One pot wonders
Cooking food together in a single pot is a cooking method with historical roots, but one which has many advantages for the modern cook. This rustic technique is ideal for a casual event or a family meal and is often very uncomplicated to prepare. In one pot cooking the ingredients really have the opportunity to mingle, merge and infuse resulting in a well balanced flavorsome experience for the diner.
Just think of rich meaty stews studded with vegetables, hearty soups flavored with herbs, spicy currys with thick toothsome sauces and creamy risottos garnished with juicy shrimp or tender morsels of fish, and you will begin to understand what I am talking about. The addition of a chunk of fresh bread or a crunchy salad is usually all that is needed to complete the meal.
Traditional one pot meals can be traced back to rural origins when the pot would hang over the fire which also served to heat the dwelling. The pot could be started with the fire, thus maximizing the benefit from the fuel use, and ingredients added when appropriate. The meal would gently simmer and be ready at any moment, for a family meal, or as each individual member wanted to eat.
The dish needed very little attention apart from a quick stir from anyone that was passing and required the minimum in terms of cooking utensils. Relatively expensive ingredients such as meat or poultry could be added in small quantities and yet impart their flavor throughout the dish in the slow cooking process. Meat did not have to be top quality as slow cooking would tenderize tougher cuts. All in all, a very satisfactory meal solution.

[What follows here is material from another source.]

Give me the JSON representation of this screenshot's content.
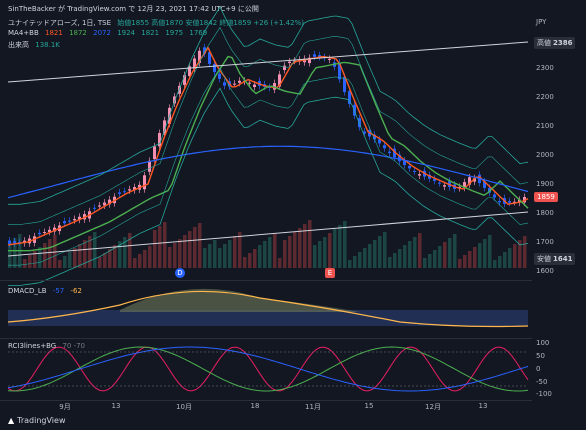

Looking at this cooking method today it is easy to see modern advantages to the one pot technique. Economy of fuel, using only one part of the cooker, is interesting both from an environmental and financial point of view. Minimal requirements in cooking facilities, cooking utensils and culinary skills are also a big plus in today’s world ,and most of us are delighted with the reduction in washing up that one pot cooking represents.
Virtually every region of the world has its own one pot specialties and so we are spoilt for choice when looking for meal ideas using this technique. Europe is rich with traditional one pot recipes, Eintopf from Germany, Pot-au-feu or Cassoulet from France and Cocido from Spain. Asia provides us with curries, stir fries and sambhars and in Japan the culinary category of nabemono (meaning one pot) includes many dishes where the food is cooked at the table by the diners in one pot; Shabu-Shabu being a popular example of this.
Arabian cooks offer a tantalizing array of aromatic Tagines and Latin America suggests the hugely popular Chili con carne and many other richly garnished dishes which hover between soups and stews. The list goes on and you are surely getting a good impression of the variety of options available in this category.
In our recipe pages this month you will find a selection of recipes which are cooked in one pot or pan. Purists may argue that meals prepared in one pan such as stir fries do not belong in this category but I believe they fulfill the criteria that most modern cooks require from a one pot meal. Some are quickly prepared, others will take more time but all are simple and tasty. I hope that you will soon enjoy sampling the wonders of one pots.